Does that seem problematic? Adding a rekey op seemed more natural to me than simply using the existing _del + _add ops, but maybe we can get away with just using those two ops.
Theoretically a rekey op is nicer and cleaner. Practically the quality of the driver implementations will vary wildly*, and it's a significant time investment to review all of them. So for non-technical reasons my intuition is that we'd deliver a better overall user experience if we handled the rekey entirely in the core.
Wait for old key to no longer be needed, _del + _add, start using the offload again.
- One vendor submitted a driver claiming support for TLS 1.3, when TLS 1.3 offload was rejected by the core. So this is the level of testing and diligence we're working with :(
:(
Ok, _del + _add then.
I went over the thread to summarize what we've come up with so far:
RX - The existing SW path will handle all records between the KeyUpdate message signaling the change of key and the new key becoming known to the kernel -- those will be queued encrypted, and decrypted in SW as they are read by userspace (once the key is provided, ie same as this patchset) - Call ->tls_dev_del + ->tls_dev_add immediately during setsockopt(TLS_RX)

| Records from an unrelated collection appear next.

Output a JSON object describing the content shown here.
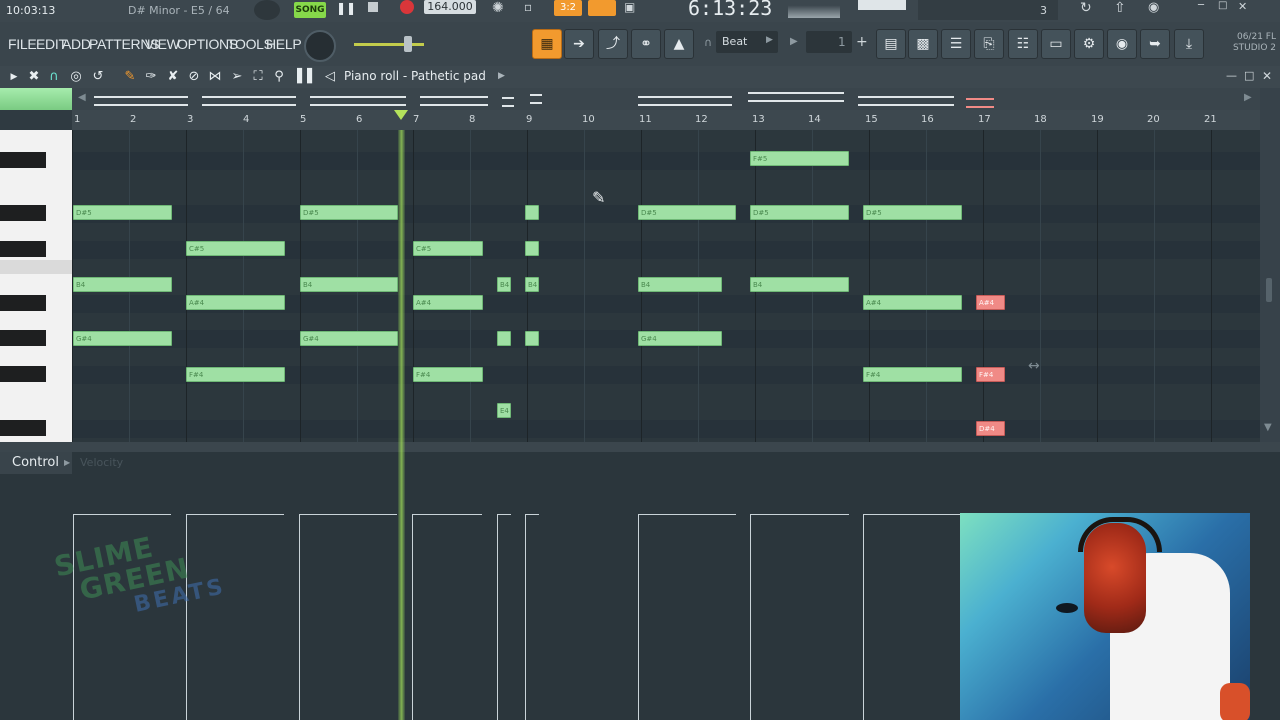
{
  "transport": {
    "clock": "10:03:13",
    "hint": "D# Minor - E5 / 64",
    "song_mode": "SONG",
    "tempo": "164.000",
    "time_display": "6:13:23",
    "pattern_num": "3",
    "snap_ratio": "3:2"
  },
  "menu": [
    "FILE",
    "EDIT",
    "ADD",
    "PATTERNS",
    "VIEW",
    "OPTIONS",
    "TOOLS",
    "HELP"
  ],
  "toolbar": {
    "snap_label": "Beat",
    "step": "1",
    "version_date": "06/21",
    "version_fl": "FL",
    "version_studio": "STUDIO 2"
  },
  "piano_roll": {
    "title": "Piano roll - Pathetic pad",
    "bars": [
      "1",
      "2",
      "3",
      "4",
      "5",
      "6",
      "7",
      "8",
      "9",
      "10",
      "11",
      "12",
      "13",
      "14",
      "15",
      "16",
      "17",
      "18",
      "19",
      "20",
      "21"
    ],
    "notes": [
      {
        "label": "D#5",
        "color": "green"
      },
      {
        "label": "C#5",
        "color": "green"
      },
      {
        "label": "B4",
        "color": "green"
      },
      {
        "label": "A#4",
        "color": "green"
      },
      {
        "label": "G#4",
        "color": "green"
      },
      {
        "label": "F#4",
        "color": "green"
      },
      {
        "label": "F#5",
        "color": "green"
      },
      {
        "label": "E4",
        "color": "green"
      },
      {
        "label": "A#4",
        "color": "red"
      },
      {
        "label": "F#4",
        "color": "red"
      },
      {
        "label": "D#4",
        "color": "red"
      }
    ]
  },
  "control": {
    "label": "Control",
    "sublabel": "Velocity"
  },
  "overlay": {
    "watermark_line1": "SLIME",
    "watermark_line2": "GREEN",
    "watermark_line3": "BEATS"
  },
  "colors": {
    "note_green": "#9fe0a4",
    "note_red": "#f08a86",
    "accent_orange": "#f29a2e",
    "playhead": "#a0dc5a"
  }
}
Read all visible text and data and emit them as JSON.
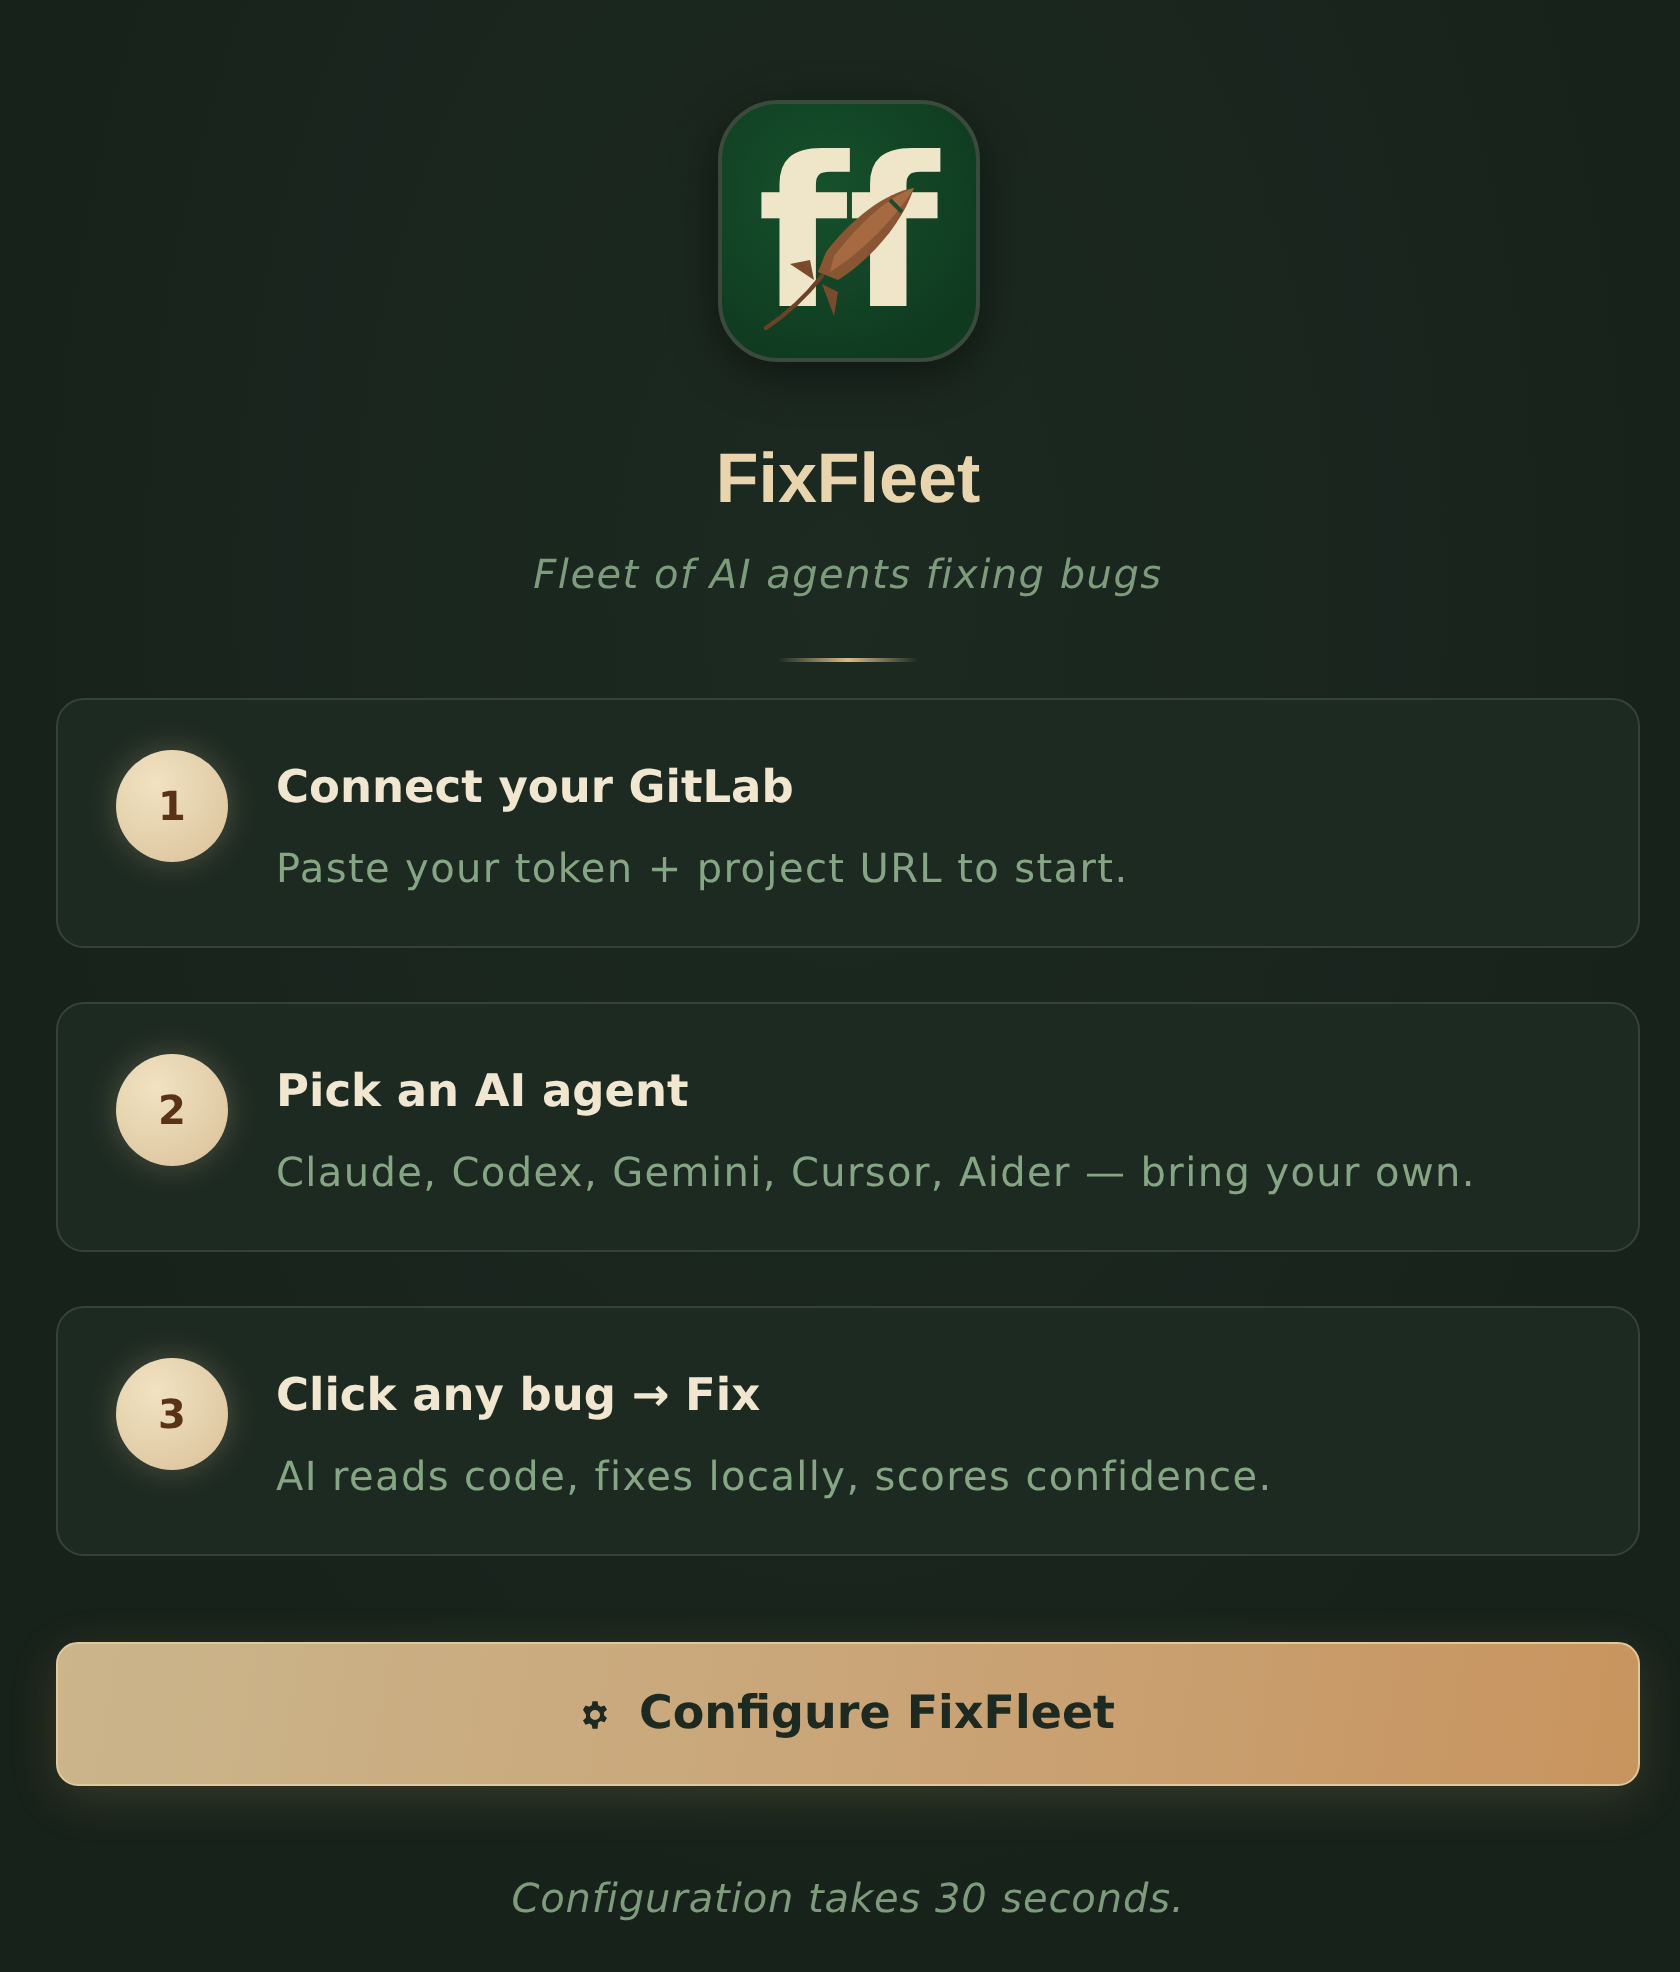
{
  "logo": {
    "letters": "ff"
  },
  "app": {
    "title": "FixFleet",
    "tagline": "Fleet of AI agents fixing bugs"
  },
  "steps": [
    {
      "number": "1",
      "title": "Connect your GitLab",
      "description": "Paste your token + project URL to start."
    },
    {
      "number": "2",
      "title": "Pick an AI agent",
      "description": "Claude, Codex, Gemini, Cursor, Aider — bring your own."
    },
    {
      "number": "3",
      "title": "Click any bug → Fix",
      "description": "AI reads code, fixes locally, scores confidence."
    }
  ],
  "primary_button": {
    "label": "Configure FixFleet"
  },
  "footnote": "Configuration takes 30 seconds."
}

TX - After setsockopt(TLS_TX), switch to the existing SW path (not the current device_fallback) until we're able to re-enable HW offload - tls_device_{sendmsg,sendpage} will call into tls_sw_{sendmsg,sendpage} under lock_sock to avoid changing socket ops during the rekey while another thread might be waiting on the lock - We only re-enable HW offload (call ->tls_dev_add to install the new key in HW) once all records sent with the old key have been ACKed. At this point, all unacked records are SW-encrypted with the new key, and the old key is unused by both HW and retransmissions. - If there are no unacked records when userspace does setsockopt(TLS_TX), we can (try to) install the new key in HW immediately. - If yet another key has been provided via setsockopt(TLS_TX), we don't install intermediate keys, only the latest. - TCP notifies ktls of ACKs via the icsk_clean_acked callback. In case of a rekey, tls_icsk_clean_acked will record when all data sent with the most recent past key has been sent. The next call to sendmsg/sendpage will install the new key in HW. - We close and push the current SW record before reenabling offload.
If ->tls_dev_add fails to install the new key in HW, we stay in SW mode. We can add a counter to keep track of this.
In addition:
Because we can't change socket ops during a rekey, we'll also have to modify do_tls_setsockopt_conf to check ctx->tx_conf and only call either tls_set_device_offload or tls_set_sw_offload. RX already uses the same ops for both TLS_HW and TLS_SW, so we could switch between HW and SW mode on rekey.
An alternative would be to have a common sendmsg/sendpage which locks the socket and then calls the correct implementation. We'll need that anyway for the offload under rekey case, so that would only add a test to the SW path's ops (compared to the current code). That should allow us to make build_protos a lot simpler.